You do not need Python to start, but learning basic Python significantly accelerates your progress and opens career paths. Python is used for: writing custom security tools, automating repetitive tasks, analysing data, and most importantly — understanding how to read and modify the scripts you find in security resources. The minimum Python for cybersecurity: variables, functions, loops, conditional statements, reading and writing files, and making HTTP requests (the requests library). This is approximately 30-40 hours of learning (Automate the Boring Stuff with Python is free online and covers everything you need). Many CTF challenges and bug bounty automation tasks become much easier with even basic Python. The blog's Python API security testing guide shows practical security applications.

Is practicing on TryHackMe and HackTheBox legal?

Yes — both platforms provide dedicated environments where you are explicitly authorised to attack the provided machines. This is legal and fully ethical. The machines are isolated virtual environments running specifically for you to practice on. The legal and ethical line is clear: you may only use hacking techniques on systems you own, systems you have explicit written permission to test (real penetration testing engagements), or practice environments specifically designed for this purpose (TryHackMe, HackTheBox, DVWA running locally). Testing on any other system without explicit written authorisation — regardless of how it is framed — is illegal under the Indian IT Act 2000 and equivalent laws worldwide. Never test on real systems without authorisation. Practice environments exist precisely so you never need to.

What is the difference between CompTIA Security+ and CEH for Indian job seekers?

Both are widely recognised in India's cybersecurity job market, but they serve different purposes.

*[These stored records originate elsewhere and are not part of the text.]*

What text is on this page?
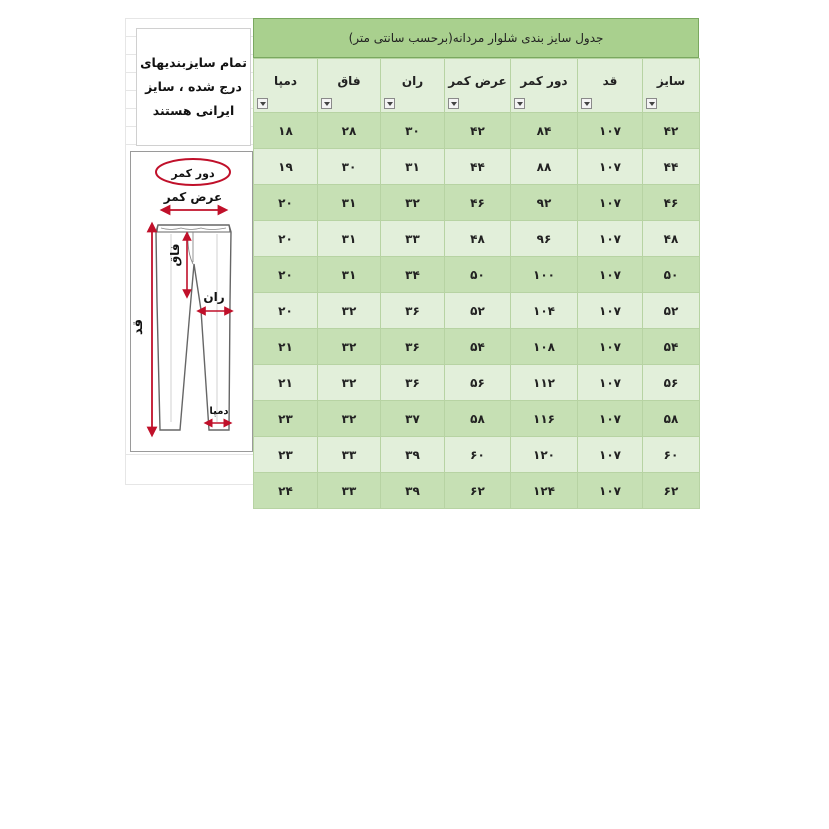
تمام سایزبندیهای
درج شده ، سایز
ایرانی هستند
دور کمر
عرض کمر
فاق
ران
قد
دمپا
جدول سایز بندی شلوار مردانه(برحسب سانتی متر)
سایز	قد	دور کمر	عرض کمر	ران	فاق	دمپا

۴۲	۱۰۷	۸۴	۴۲	۳۰	۲۸	۱۸
۴۴	۱۰۷	۸۸	۴۴	۳۱	۳۰	۱۹
۴۶	۱۰۷	۹۲	۴۶	۳۲	۳۱	۲۰
۴۸	۱۰۷	۹۶	۴۸	۳۳	۳۱	۲۰
۵۰	۱۰۷	۱۰۰	۵۰	۳۴	۳۱	۲۰
۵۲	۱۰۷	۱۰۴	۵۲	۳۶	۳۲	۲۰
۵۴	۱۰۷	۱۰۸	۵۴	۳۶	۳۲	۲۱
۵۶	۱۰۷	۱۱۲	۵۶	۳۶	۳۲	۲۱
۵۸	۱۰۷	۱۱۶	۵۸	۳۷	۳۲	۲۳
۶۰	۱۰۷	۱۲۰	۶۰	۳۹	۳۳	۲۳
۶۲	۱۰۷	۱۲۴	۶۲	۳۹	۳۳	۲۴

CompTIA Security+ is a broad foundational certification covering network security, cryptography, identity management, and security operations. It is commonly listed as a minimum requirement in Indian IT company job descriptions, especially for SOC and security analyst roles. It is exam-only (no lab requirement). CEH (Certified Ethical Hacker) from EC-Council is more focused on offensive security and ethical hacking techniques. It is well-recognised in India's corporate sector and has been updated for 2026 with cloud and AI security modules. It is more expensive than Security+ but commands a slight premium in offensive security roles. For pure job-search value in India: Security+ is the most universally required. For pentesting-specific roles: CEH or eJPT is more relevant. If budget is limited, do eJPT (cheaper, more practical, demonstrates actual skill) over CEH.